The coining of new words generally arises first of all with the need to designate new concepts resulting from the development of science and also with the need to express nuances of meaning called forth by a deeper understanding of the nature of the phenomenon in question. It may also be the result of a search for a more economical, brief and compact form of utterance which proves to be a more expressive means of commu­nicating the idea.
The first type of newly coined words (designate newborn concepts) - terminological coinages. The second type (words, coined because their creators seek expressive utte­rance) - stylistic coinages.
New words are mainly coined according to the productive models for word-building in the given language. But the new words of the literary-bookish type we are dealing with in this chapter may sometimes be built with the help of affixes and by other means which have gone out of use or which are in the process of dying out.
Among new coinages of a literary-bookish type must be mentioned a considerable layer of words appearing in the publicistic style, mainly in newspaper articles and magazines and also in the newspaper style— mostly in newspaper headlines: blimp a name coined by Low, the well-known English cartoonist. The name was coined to designate an English colonel famous for his conceit, brutality, ultra-conservatism. This word gave birth to a derivative, viz. Blimpish. Other examples are ‘backlash’ (отвечать ударом за удар, политика «белого бумеранга», неожиданное сильное движение назад, вызывать отрицательную реакцию) (in ‘backlash policy’) and its opposite ‘front lash’.

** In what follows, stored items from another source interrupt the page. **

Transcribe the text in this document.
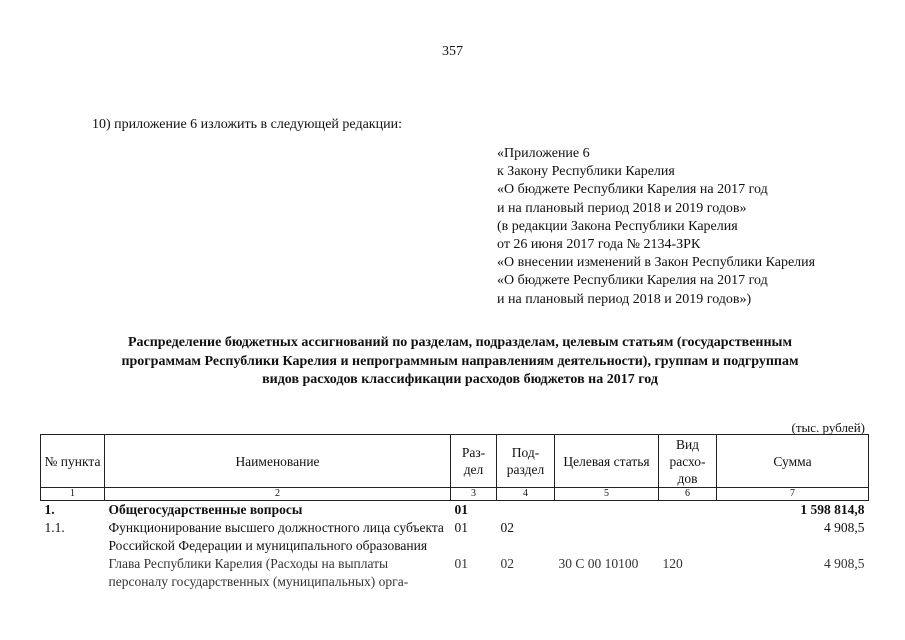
357
10) приложение 6 изложить в следующей редакции:
«Приложение 6
к Закону Республики Карелия
«О бюджете Республики Карелия на 2017 год
и на плановый период 2018 и 2019 годов»
(в редакции Закона Республики Карелия
от 26 июня 2017 года № 2134-ЗРК
«О внесении изменений в Закон Республики Карелия
«О бюджете Республики Карелия на 2017 год
и на плановый период 2018 и 2019 годов»)
Распределение бюджетных ассигнований по разделам, подразделам, целевым статьям (государственным
программам Республики Карелия и непрограммным направлениям деятельности), группам и подгруппам
видов расходов классификации расходов бюджетов на 2017 год
(тыс. рублей)
№ пункта	Наименование	Раз-дел	Под-раздел	Целевая статья	Вид расхо-дов	Сумма
1	2	3	4	5	6	7
1.	Общегосударственные вопросы	01				1 598 814,8
1.1.	Функционирование высшего должностного лица субъекта Российской Федерации и муниципального образования	01	02			4 908,5
	Глава Республики Карелия (Расходы на выплаты персоналу государственных (муниципальных) орга-	01	02	30 С 00 10100	120	4 908,5
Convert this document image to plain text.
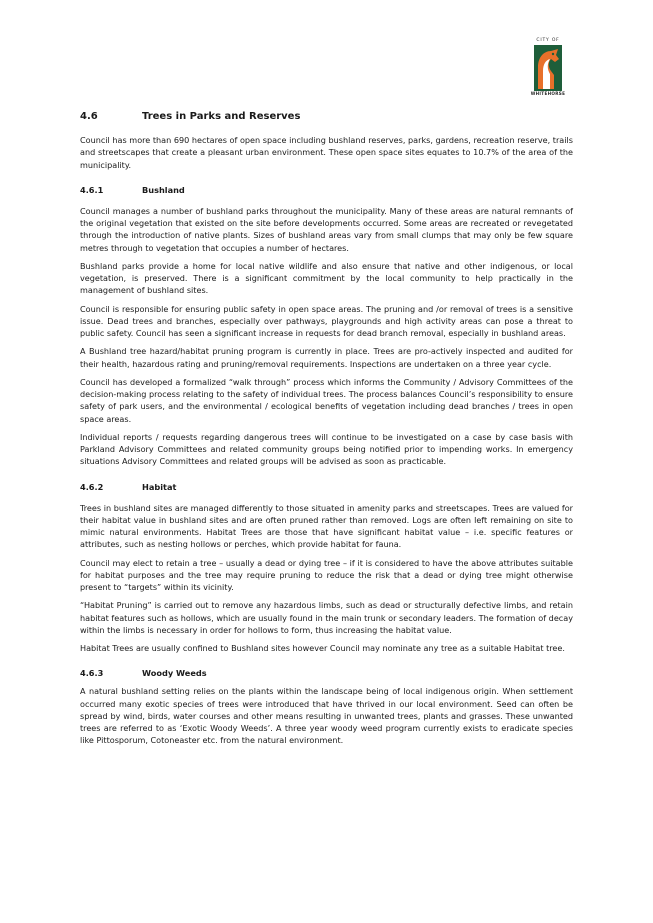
CITY OF
WHITEHORSE
4.6	Trees in Parks and Reserves

Council has more than 690 hectares of open space including bushland reserves, parks, gardens, recreation reserve, trails and streetscapes that create a pleasant urban environment. These open space sites equates to 10.7% of the area of the municipality.

4.6.1	Bushland

Council manages a number of bushland parks throughout the municipality. Many of these areas are natural remnants of the original vegetation that existed on the site before developments occurred. Some areas are recreated or revegetated through the introduction of native plants. Sizes of bushland areas vary from small clumps that may only be few square metres through to vegetation that occupies a number of hectares.

Bushland parks provide a home for local native wildlife and also ensure that native and other indigenous, or local vegetation, is preserved. There is a significant commitment by the local community to help practically in the management of bushland sites.

Council is responsible for ensuring public safety in open space areas. The pruning and /or removal of trees is a sensitive issue. Dead trees and branches, especially over pathways, playgrounds and high activity areas can pose a threat to public safety. Council has seen a significant increase in requests for dead branch removal, especially in bushland areas.

A Bushland tree hazard/habitat pruning program is currently in place. Trees are pro-actively inspected and audited for their health, hazardous rating and pruning/removal requirements. Inspections are undertaken on a three year cycle.

Council has developed a formalized “walk through” process which informs the Community / Advisory Committees of the decision-making process relating to the safety of individual trees. The process balances Council’s responsibility to ensure safety of park users, and the environmental / ecological benefits of vegetation including dead branches / trees in open space areas.

Individual reports / requests regarding dangerous trees will continue to be investigated on a case by case basis with Parkland Advisory Committees and related community groups being notified prior to impending works. In emergency situations Advisory Committees and related groups will be advised as soon as practicable.

4.6.2	Habitat

Trees in bushland sites are managed differently to those situated in amenity parks and streetscapes. Trees are valued for their habitat value in bushland sites and are often pruned rather than removed. Logs are often left remaining on site to mimic natural environments. Habitat Trees are those that have significant habitat value – i.e. specific features or attributes, such as nesting hollows or perches, which provide habitat for fauna.

Council may elect to retain a tree – usually a dead or dying tree – if it is considered to have the above attributes suitable for habitat purposes and the tree may require pruning to reduce the risk that a dead or dying tree might otherwise present to “targets” within its vicinity.

“Habitat Pruning” is carried out to remove any hazardous limbs, such as dead or structurally defective limbs, and retain habitat features such as hollows, which are usually found in the main trunk or secondary leaders. The formation of decay within the limbs is necessary in order for hollows to form, thus increasing the habitat value.

Habitat Trees are usually confined to Bushland sites however Council may nominate any tree as a suitable Habitat tree.

4.6.3	Woody Weeds

A natural bushland setting relies on the plants within the landscape being of local indigenous origin. When settlement occurred many exotic species of trees were introduced that have thrived in our local environment. Seed can often be spread by wind, birds, water courses and other means resulting in unwanted trees, plants and grasses. These unwanted trees are referred to as ‘Exotic Woody Weeds’. A three year woody weed program currently exists to eradicate species like Pittosporum, Cotoneaster etc. from the natural environment.
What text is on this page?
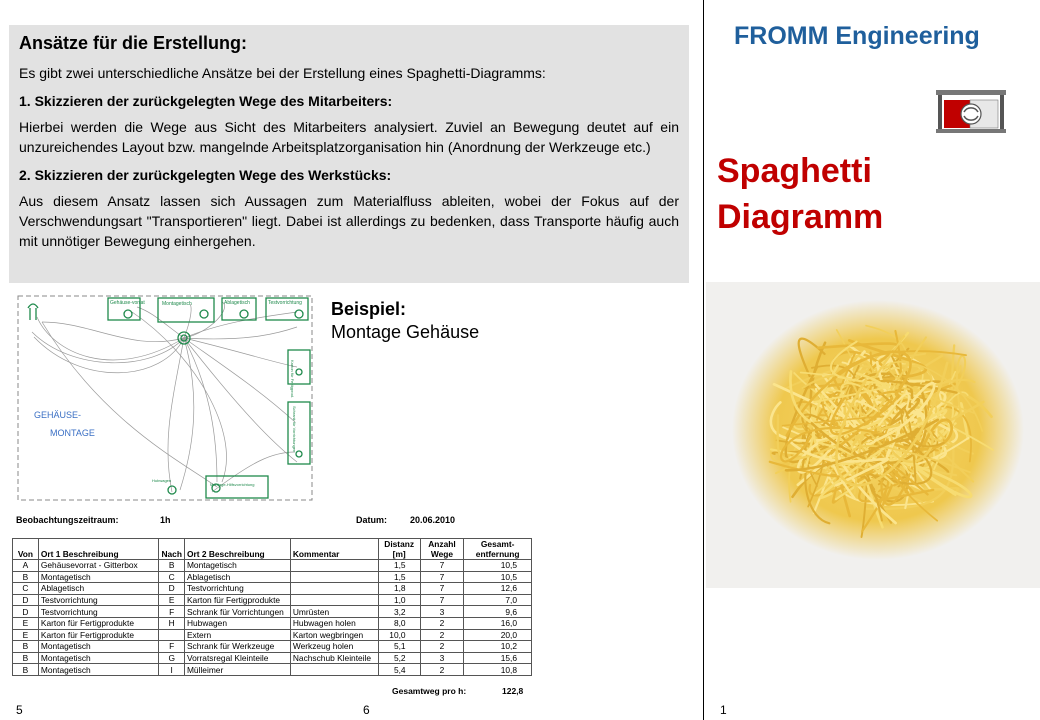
Ansätze für die Erstellung:

Es gibt zwei unterschiedliche Ansätze bei der Erstellung eines Spaghetti-Diagramms:

1. Skizzieren der zurückgelegten Wege des Mitarbeiters:

Hierbei werden die Wege aus Sicht des Mitarbeiters analysiert. Zuviel an Bewegung deutet auf ein unzureichendes Layout bzw. mangelnde Arbeitsplatzorganisation hin (Anordnung der Werkzeuge etc.)

2. Skizzieren der zurückgelegten Wege des Werkstücks:

Aus diesem Ansatz lassen sich Aussagen zum Materialfluss ableiten, wobei der Fokus auf der Verschwendungsart "Transportieren" liegt. Dabei ist allerdings zu bedenken, dass Transporte häufig auch mit unnötiger Bewegung einhergehen.

Gehäuse-vorrat	Montagetisch	Ablagetisch	Testvorrichtung
Karton für Fertigprod.
Schrank für Vorrichtungen
Montage-Hilfsvorrichtung
Hubwagen
GEHÄUSE-
MONTAGE
Beispiel:
Montage Gehäuse
Beobachtungszeitraum:	1h	Datum:	20.06.2010
Von	Ort 1 Beschreibung	Nach	Ort 2 Beschreibung	Kommentar	Distanz [m]	Anzahl Wege	Gesamt-entfernung
A	Gehäusevorrat - Gitterbox	B	Montagetisch		1,5	7	10,5
B	Montagetisch	C	Ablagetisch		1,5	7	10,5
C	Ablagetisch	D	Testvorrichtung		1,8	7	12,6
D	Testvorrichtung	E	Karton für Fertigprodukte		1,0	7	7,0
D	Testvorrichtung	F	Schrank für Vorrichtungen	Umrüsten	3,2	3	9,6
E	Karton für Fertigprodukte	H	Hubwagen	Hubwagen holen	8,0	2	16,0
E	Karton für Fertigprodukte		Extern	Karton wegbringen	10,0	2	20,0
B	Montagetisch	F	Schrank für Werkzeuge	Werkzeug holen	5,1	2	10,2
B	Montagetisch	G	Vorratsregal Kleinteile	Nachschub Kleinteile	5,2	3	15,6
B	Montagetisch	I	Mülleimer		5,4	2	10,8
Gesamtweg pro h:	122,8
5	6
FROMM Engineering
Spaghetti
Diagramm
1
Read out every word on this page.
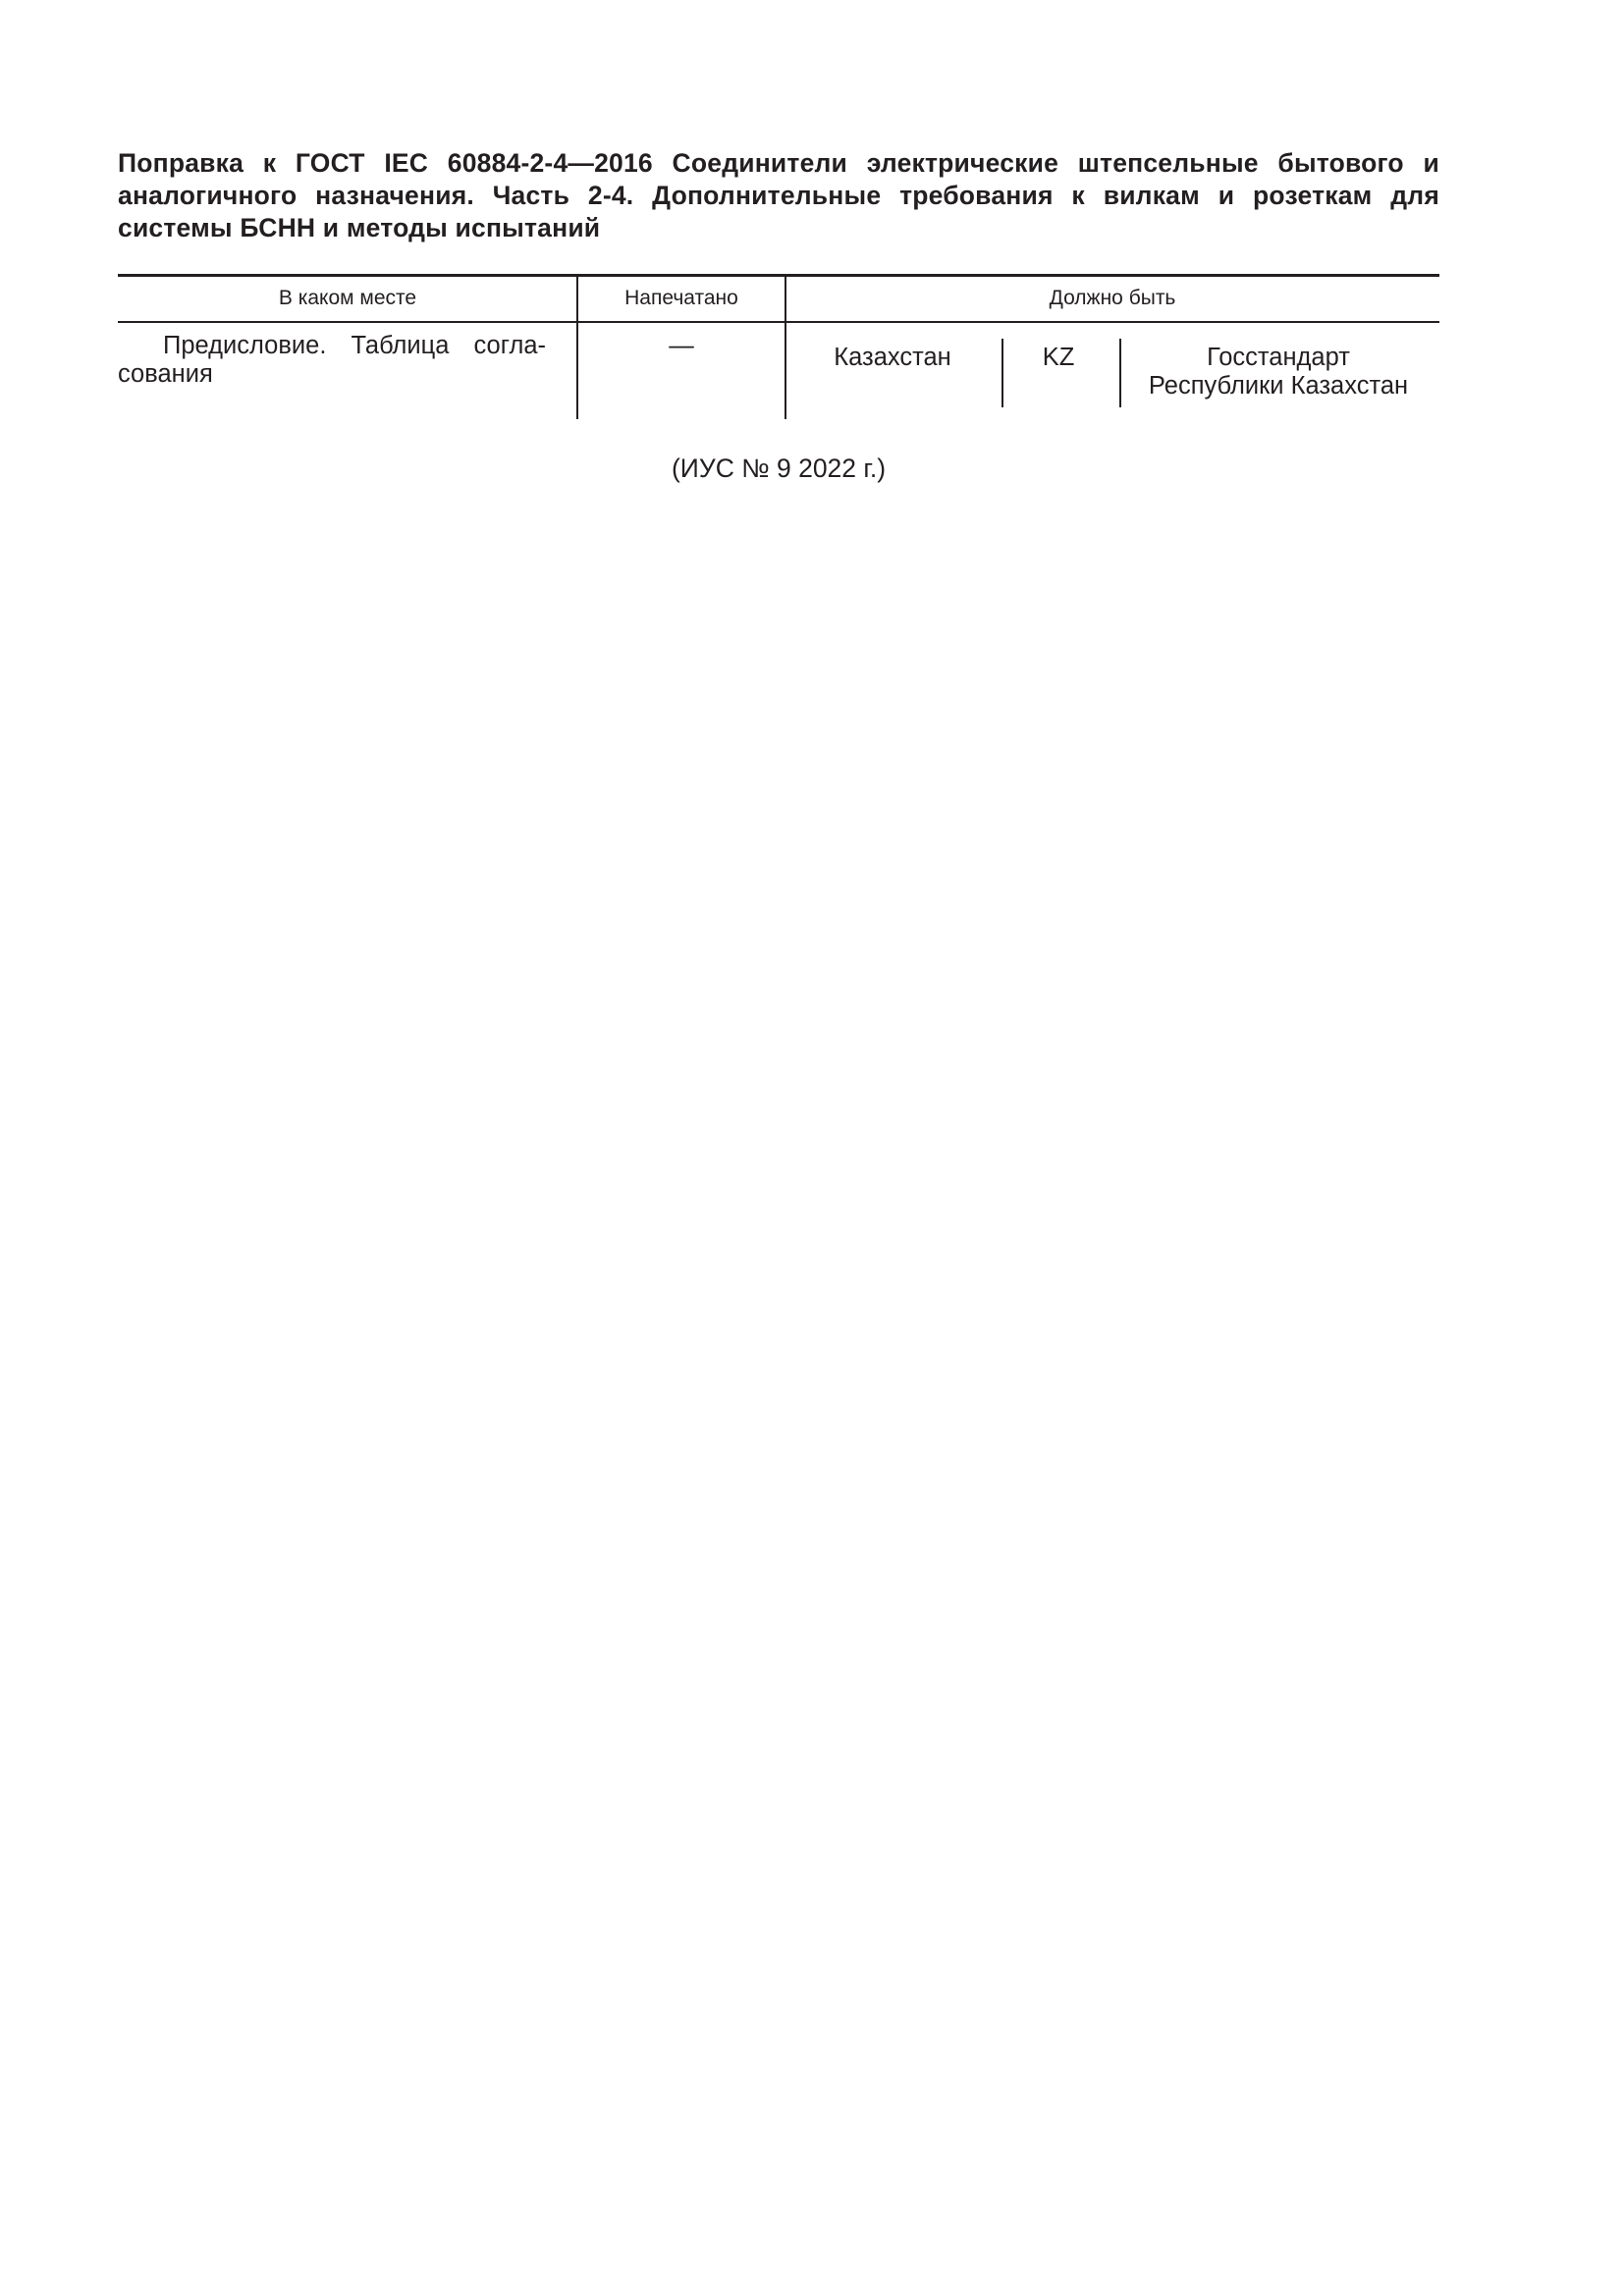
Поправка к ГОСТ IEC 60884-2-4—2016 Соединители электрические штепсельные бытового и
аналогичного назначения. Часть 2-4. Дополнительные требования к вилкам и розеткам для
системы БСНН и методы испытаний
В каком месте	Напечатано	Должно быть
Предисловие. Таблица согла-
сования
—	Казахстан	KZ	Госстандарт
Республики Казахстан
(ИУС № 9 2022 г.)
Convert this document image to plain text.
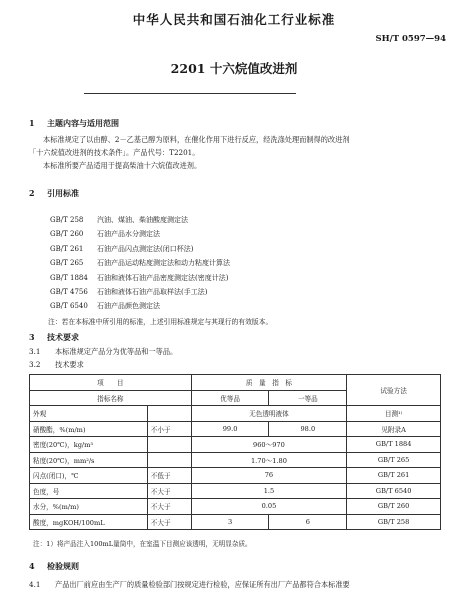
中华人民共和国石油化工行业标准
SH/T 0597—94
2201 十六烷值改进剂
1 主题内容与适用范围
本标准规定了以由醇、2－乙基己醇为原料，在催化作用下进行反应，经洗涤处理而制得的改进剂
「十六烷值改进剂的技术条件」。产品代号：T2201。
本标准所要产品适用于提高柴油十六烷值改进剂。
2 引用标准
GB/T 258 汽油、煤油、柴油酸度测定法
GB/T 260 石油产品水分测定法
GB/T 261 石油产品闪点测定法(闭口杯法)
GB/T 265 石油产品运动粘度测定法和动力粘度计算法
GB/T 1884 石油和液体石油产品密度测定法(密度计法)
GB/T 4756 石油和液体石油产品取样法(手工法)
GB/T 6540 石油产品颜色测定法
注：若在本标准中所引用的标准，上述引用标准规定与其现行的有效版本。
3 技术要求
3.1 本标准规定产品分为优等品和一等品。
3.2 技术要求
项　　目		质　量　指　标		试验方法
指标名称		优等品	一等品	
外观		无色透明液体		目测¹⁾
硝酸酯，%(m/m)	不小于	99.0	98.0	见附录A
密度(20℃)，kg/m³		960～970		GB/T 1884
粘度(20℃)，mm²/s		1.70～1.80		GB/T 265
闪点(闭口)，℃	不低于	76		GB/T 261
色度，号	不大于	1.5		GB/T 6540
水分，%(m/m)	不大于	0.05		GB/T 260
酸度，mgKOH/100mL	不大于	3	6	GB/T 258
注：1）将产品注入100mL量筒中，在室温下目测应该透明，无明显杂质。
4 检验规则
4.1 产品出厂前应由生产厂的质量检验部门按规定进行检验，应保证所有出厂产品都符合本标准要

Throughout the history of the English literary language, scholars have expressed their opposition to three main lines of innovation in the vocabulary: firstly, to borrowings which they considered objection­able because of their irregularity; secondly, to the revival of archaic words; and thirdly, because the process of creation of new words was too rapid for the literary language to assimilate.
The fate of literary coinages mainly de­pends on the number of rival synonyms already existing in the vocab­ulary of the language. It also depends on the shade of meaning the new coinage may convey to the mind of the reader.
Many coinages disappear entirely from the language, leaving no mark of their even brief existence. Other literary neologisms leave traces in the vocabulary because they are fixed in the literature of their time. In other words, new literary-bookish coinages will always leave traces in the language, inasmuch as they appear in writing. This is not the case with colloquial coinages. These, as we shall see later, are spontaneous, and due to their linguistic nature, cannot be fixed unless special care is taken by specialists to preserve them.
Most of the literary-bookish coinages are built by means of affix­ation and word compounding.
Semantic word-building, that is, giving an old word a new meaning, is rarely employed by writers who coin new words for journalistic pur­poses. It is too slow and imperceptible in its growth to produce any kind of sensational effect.